MC210 と BM Cyclin 1 による
マイコプラズマの除染
2002. 4. 9.
HSRRB、榑松美治, 水沢 博
準備
  • ターゲットの細胞:マイコプラズマ汚染細胞

  • 徐染用試薬:
      MC210(大日本製薬)50μg/ml溶液 冷暗所保存
      BM-Cyclin 1 (Boehringer Manheim 山之内)(注1)

  • 細胞培養器具類及び培養用培地:目的の細胞に合ったもの

手順
  1. 目的の細胞に最適な条件で培養を開始する。(注2)

  2. 細胞を継代する時に、① BM Cycline 1 を 10μg/mlとなるように添加した培地と、②MC-210を0.5μg/mlを添加した培地を、交互に使って継代培養する。継代は個々の細胞の標準的な継代培養に準じて行い、概ね合計4回の継代培養を行う(注3)

  3. BM Cyclin 1, MC210処理後、抗生物質を除去した培養液に変えて約3週間培養を継続する。

  4. 蛍光染色法又はPCRを用いてマイコプラズマ検査を行い、陰性になったことを確認する。

    この段階で細胞を凍結して保存し、一部は継続して培養を行い一定期間後に再度マイコプラズマ検査を実施する(注4)

  5. 継続して培養を実施する部分は、そのまま3ヶ月間(又は30継代)培養を継続し、時々マイコプラズマ検査を実施する。

  6. 3ヶ月めにマイコプラズマが陰性なら、既に凍結した細胞についての除染が完了したとみなす。

    注:
    1. Pleuromutilin 誘導体。Tiamuline と同系統の抗生物質。

    2. 解凍培養の場合は、解凍培養後2日程度置いてからMC210添加培養用培地と交換する。

      浮遊系の場合は遠心分離により培地を取り除き、新鮮なMC210添加培養用培地と交換する。

    3. MC210 -> BM1 -> MC210 -> BM1 で4回の継代培養を意味する。それぞれを2回づつ処理することになる。

    4. 細胞バンクでは、汚染を確実に除去する目的で、抗生物質処理後、可能な限り丁寧に除去されたことを確認している。
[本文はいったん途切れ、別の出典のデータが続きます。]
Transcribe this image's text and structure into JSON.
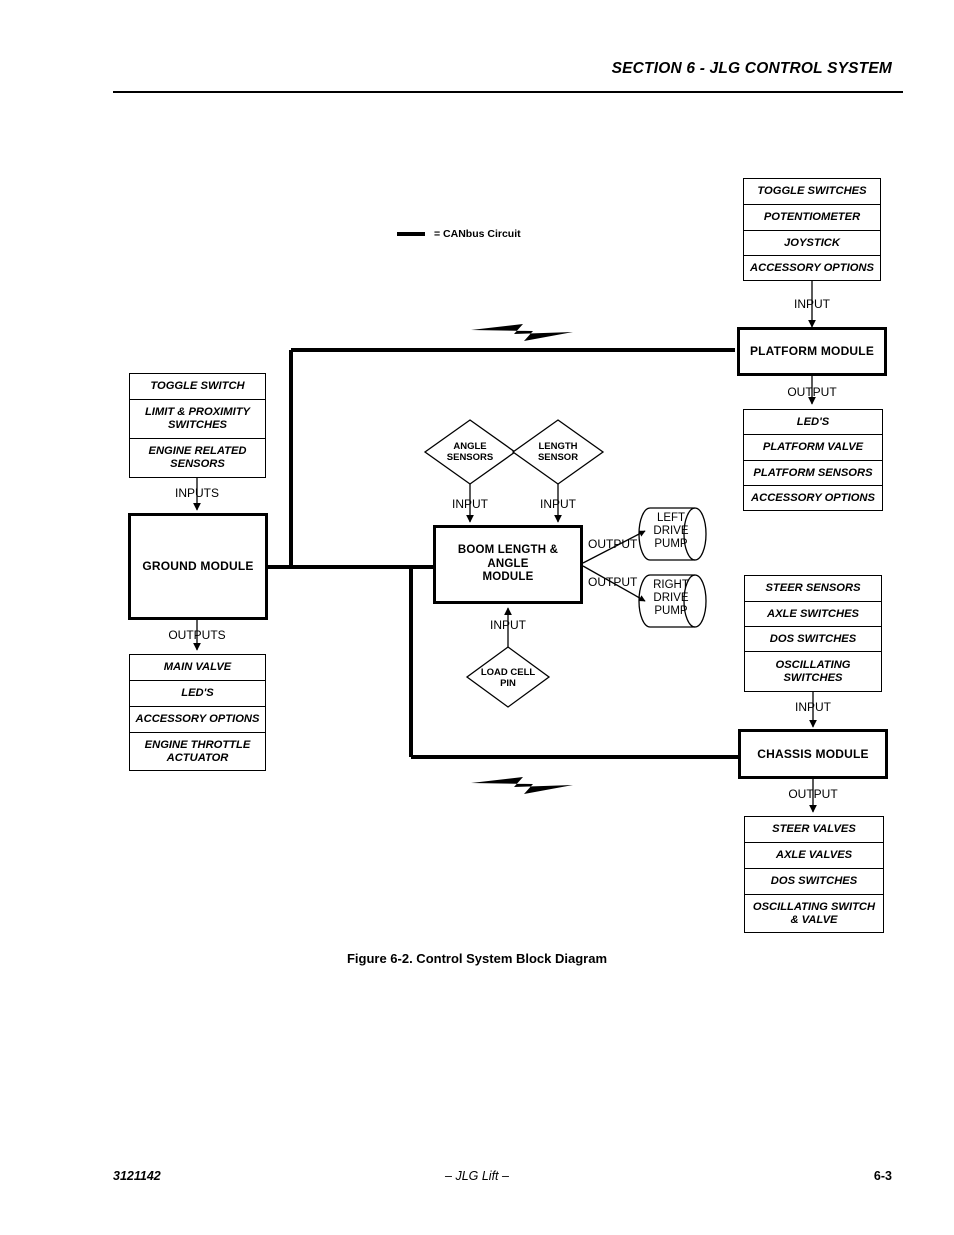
{
  "header": {
    "section_title": "SECTION 6 - JLG CONTROL SYSTEM"
  },
  "footer": {
    "doc_number": "3121142",
    "center": "– JLG Lift –",
    "page_number": "6-3"
  },
  "caption": {
    "text": "Figure 6-2.  Control System Block Diagram"
  },
  "legend": {
    "label": "= CANbus Circuit"
  },
  "flow_labels": {
    "platform_input": "INPUT",
    "platform_output": "OUTPUT",
    "ground_inputs": "INPUTS",
    "ground_outputs": "OUTPUTS",
    "angle_input": "INPUT",
    "length_input": "INPUT",
    "loadcell_input": "INPUT",
    "left_pump_output": "OUTPUT",
    "right_pump_output": "OUTPUT",
    "chassis_input": "INPUT",
    "chassis_output": "OUTPUT"
  },
  "modules": {
    "platform": "PLATFORM MODULE",
    "ground": "GROUND MODULE",
    "boom": "BOOM LENGTH & ANGLE\nMODULE",
    "boom_line1": "BOOM LENGTH & ANGLE",
    "boom_line2": "MODULE",
    "chassis": "CHASSIS MODULE"
  },
  "diamonds": {
    "angle_line1": "ANGLE",
    "angle_line2": "SENSORS",
    "length_line1": "LENGTH",
    "length_line2": "SENSOR",
    "loadcell_line1": "LOAD CELL",
    "loadcell_line2": "PIN"
  },
  "pumps": {
    "left_line1": "LEFT",
    "left_line2": "DRIVE",
    "left_line3": "PUMP",
    "right_line1": "RIGHT",
    "right_line2": "DRIVE",
    "right_line3": "PUMP"
  },
  "stacks": {
    "platform_inputs": [
      "TOGGLE SWITCHES",
      "POTENTIOMETER",
      "JOYSTICK",
      "ACCESSORY OPTIONS"
    ],
    "platform_outputs": [
      "LED'S",
      "PLATFORM VALVE",
      "PLATFORM SENSORS",
      "ACCESSORY OPTIONS"
    ],
    "ground_inputs": [
      "TOGGLE SWITCH",
      "LIMIT & PROXIMITY SWITCHES",
      "ENGINE RELATED SENSORS"
    ],
    "ground_outputs": [
      "MAIN VALVE",
      "LED'S",
      "ACCESSORY OPTIONS",
      "ENGINE THROTTLE ACTUATOR"
    ],
    "chassis_inputs": [
      "STEER SENSORS",
      "AXLE SWITCHES",
      "DOS SWITCHES",
      "OSCILLATING SWITCHES"
    ],
    "chassis_outputs": [
      "STEER VALVES",
      "AXLE VALVES",
      "DOS SWITCHES",
      "OSCILLATING SWITCH & VALVE"
    ]
  },
  "colors": {
    "ink": "#000000",
    "paper": "#ffffff"
  }
}
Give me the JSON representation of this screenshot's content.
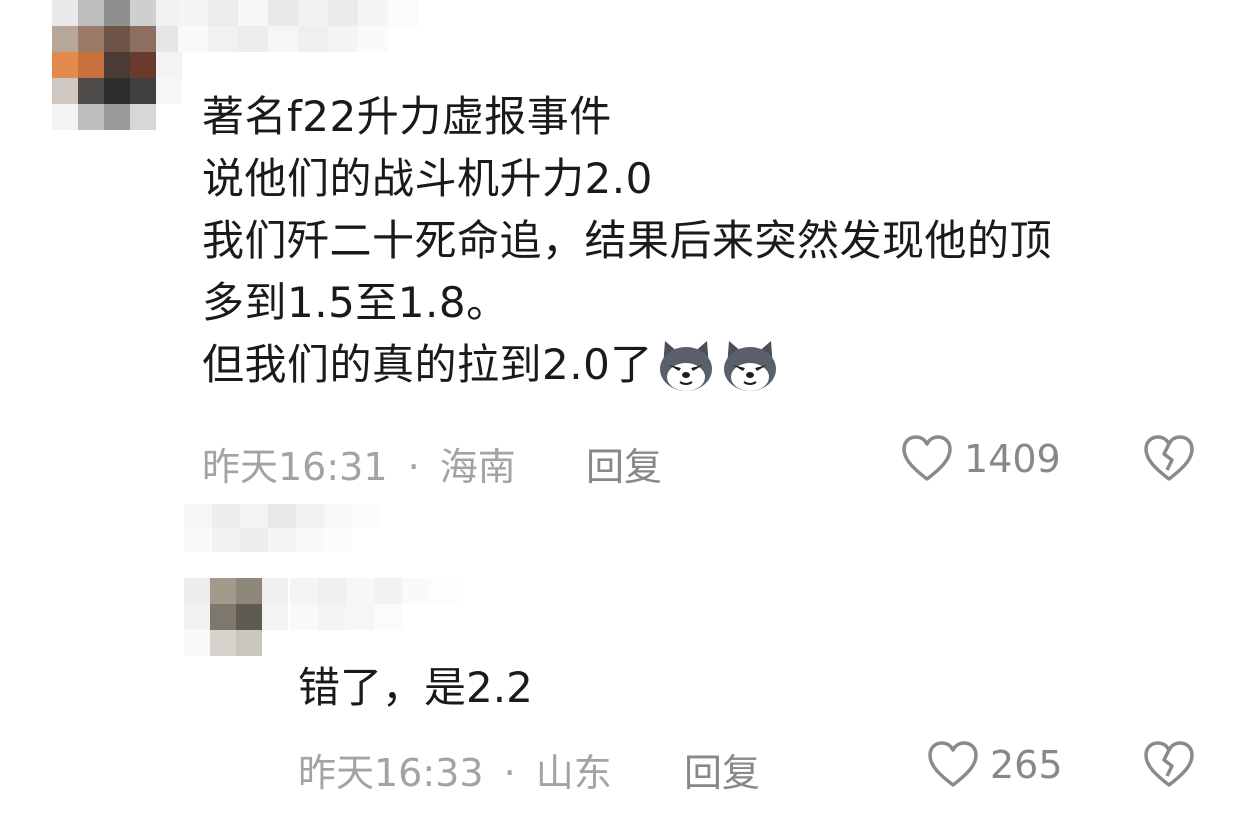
{
  "comment1": {
    "lines": [
      "著名f22升力虚报事件",
      "说他们的战斗机升力2.0",
      "我们歼二十死命追，结果后来突然发现他的顶",
      "多到1.5至1.8。",
      "但我们的真的拉到2.0了"
    ],
    "emoji_icon": "husky-dog-emoji",
    "time": "昨天16:31",
    "separator": "·",
    "location": "海南",
    "reply_label": "回复",
    "likes": "1409"
  },
  "comment2": {
    "text": "错了，是2.2",
    "time": "昨天16:33",
    "separator": "·",
    "location": "山东",
    "reply_label": "回复",
    "likes": "265"
  },
  "colors": {
    "text": "#1a1a1a",
    "meta": "#a3a3a3",
    "icon": "#8a8a8a"
  }
}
一般の研究室ではこの考え方を参考に、最適なプロトコルを確定していただきたい。

    抗生物質の添加は、除去作業の時だけ使用することを厳格に守る。常時添加しておくと染色体異常や、耐性菌出現を促すと考えられるので危険。MC210の単独処理またはMC210とBM Cyclin 1 の2重処理法で除去できなかった場合は残念だが細胞は廃棄処分すべきである。

    JCRB細胞バンクでは、2001年に始めてMC210で除去できないマイコプラズマに遭遇した。そこで、竹内らの文献を参考に、BM Cyclin 1を併用した上記の処理方法を試みた結果除去に成功した。

参考文献
    川瀬雅子、水沢博、佐々木澄志:組織培養 12, 293-303, 1986.
    竹内昌男:マイコプラズマの検出法・組織培養の技法 2版、 朝倉書店、p62, 1988.
    森俊雄、二階堂修:組織培養, 15, 382-387, 1989.
    美甘晋介、城子康子、広瀬偉美子他:Human Cell 3:37-44, 1990.